É fevereiro! Mas ela não vai.

As portinhas das lojas miúdas do Saara, os corredores da Caçula, metrô Uruguaiana. As réguas de medir tecido, cola quente, tule, lamê, pluma, glitter, paetê.

É fevereiro! Mas ela não vai.

Alguém tem celular velho para emprestar? Sem apego, podem roubar. O que ainda cabe nessa pochete? Não precisa levar filtro solar! Esconde o dinheiro, não esquece documento, leva lencinho, nunca se sabe as condições dos banheiros que a gente vai enfrentar. Começa a usar o All Star meses antes para amaciar, esse arco para o arranjo da cabeça vai segurar? Corta fita metálica, sobrou do ano passado alguma meia arrastão que dê para aproveitar?

É fevereiro! Mas ela não vai.

Onde concentra? Cadê o bloco? Em que boiada você está? Disseram que na Gamboa está melhor, vamos subir para Santa Teresa, uns amigos estão indo para Madureira, pega o trem, vamos cantando até lá! Olha o túnel! Vou chegar mais perto da bateria, a gente vai rolar lá embaixo nessa ladeira! Eu quero ser cordeira. Alcança aquele ambulante, sua cara está toda brilhante, me dá um gole desse negócio. Atrás do cortejo, levanta a mão. Manda sua localização!

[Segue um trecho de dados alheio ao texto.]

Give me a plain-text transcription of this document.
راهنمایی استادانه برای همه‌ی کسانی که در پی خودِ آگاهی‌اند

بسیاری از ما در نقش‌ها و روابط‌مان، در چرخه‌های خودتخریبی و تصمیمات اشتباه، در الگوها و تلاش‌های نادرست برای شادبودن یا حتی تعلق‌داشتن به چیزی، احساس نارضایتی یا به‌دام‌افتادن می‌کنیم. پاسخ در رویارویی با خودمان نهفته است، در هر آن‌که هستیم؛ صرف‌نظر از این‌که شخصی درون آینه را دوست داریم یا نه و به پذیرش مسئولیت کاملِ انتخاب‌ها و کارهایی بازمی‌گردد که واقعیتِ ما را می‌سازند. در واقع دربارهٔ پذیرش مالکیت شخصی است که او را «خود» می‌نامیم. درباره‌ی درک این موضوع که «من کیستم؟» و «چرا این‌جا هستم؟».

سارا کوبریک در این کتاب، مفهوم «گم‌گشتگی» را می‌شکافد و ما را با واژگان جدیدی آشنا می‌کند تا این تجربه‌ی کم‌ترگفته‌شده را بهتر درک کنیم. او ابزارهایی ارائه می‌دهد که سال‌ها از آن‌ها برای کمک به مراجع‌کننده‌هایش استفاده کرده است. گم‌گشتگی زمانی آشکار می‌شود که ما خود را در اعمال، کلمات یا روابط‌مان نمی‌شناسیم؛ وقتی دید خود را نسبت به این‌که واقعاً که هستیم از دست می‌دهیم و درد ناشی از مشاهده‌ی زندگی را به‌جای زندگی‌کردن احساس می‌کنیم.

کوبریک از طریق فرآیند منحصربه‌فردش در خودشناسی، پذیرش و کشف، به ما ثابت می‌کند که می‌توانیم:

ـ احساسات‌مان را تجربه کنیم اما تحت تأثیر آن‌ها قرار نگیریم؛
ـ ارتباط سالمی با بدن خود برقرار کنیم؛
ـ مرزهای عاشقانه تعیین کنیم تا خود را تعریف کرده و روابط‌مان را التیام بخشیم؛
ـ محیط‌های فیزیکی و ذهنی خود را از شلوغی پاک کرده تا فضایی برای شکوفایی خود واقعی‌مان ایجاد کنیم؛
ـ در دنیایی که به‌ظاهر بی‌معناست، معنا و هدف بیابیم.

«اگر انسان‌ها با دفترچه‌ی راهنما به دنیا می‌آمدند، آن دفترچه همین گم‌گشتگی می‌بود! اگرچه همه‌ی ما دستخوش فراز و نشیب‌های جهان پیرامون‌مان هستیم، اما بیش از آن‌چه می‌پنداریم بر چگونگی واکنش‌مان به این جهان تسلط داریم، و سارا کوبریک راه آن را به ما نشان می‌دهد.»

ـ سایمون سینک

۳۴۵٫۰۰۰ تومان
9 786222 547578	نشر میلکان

É fevereiro! Mas ela não vai.

Concentra nos Correios ou Balança? Não decorei o samba, só sei o refrão, de resto, vaga lembrança. Já entendi, setor 6, dou tchau pra vocês. Me encontra na dispersão, lado esquerdo da Apoteose. Só saio depois da campeã, eu vou pular essa cerca, hoje só volto amanhã.

É fevereiro! Mas ela não vai.

Alô setor 1, alô Velha Guarda, arrepia Salgueiro, olha a Beija-Flor aí gente, a Mangueira chegou, alô Mocidade Independente chegou a hora, alô povão agora é sério, vai na ginga Portela, chora cavaco, explode coração, gira o pavilhão, porta-bandeira, deixa a praça virar um salão, é tudo nosso.  

É fevereiro! Mas ela não vai.

Não vai deixar o desamor caciqueando na avenida. Não vai ter jacaré de bracinhos curtos para cima extravasando a vida, povo esmigalhado, não vai ter pirata, marinheiro, faraó, beijo sem medo compartilhado. Não vai ter palhaço, colombina, arlequim, pierrot está preocupado com a conta do ar condicionado. 

É fevereiro e ela não vai.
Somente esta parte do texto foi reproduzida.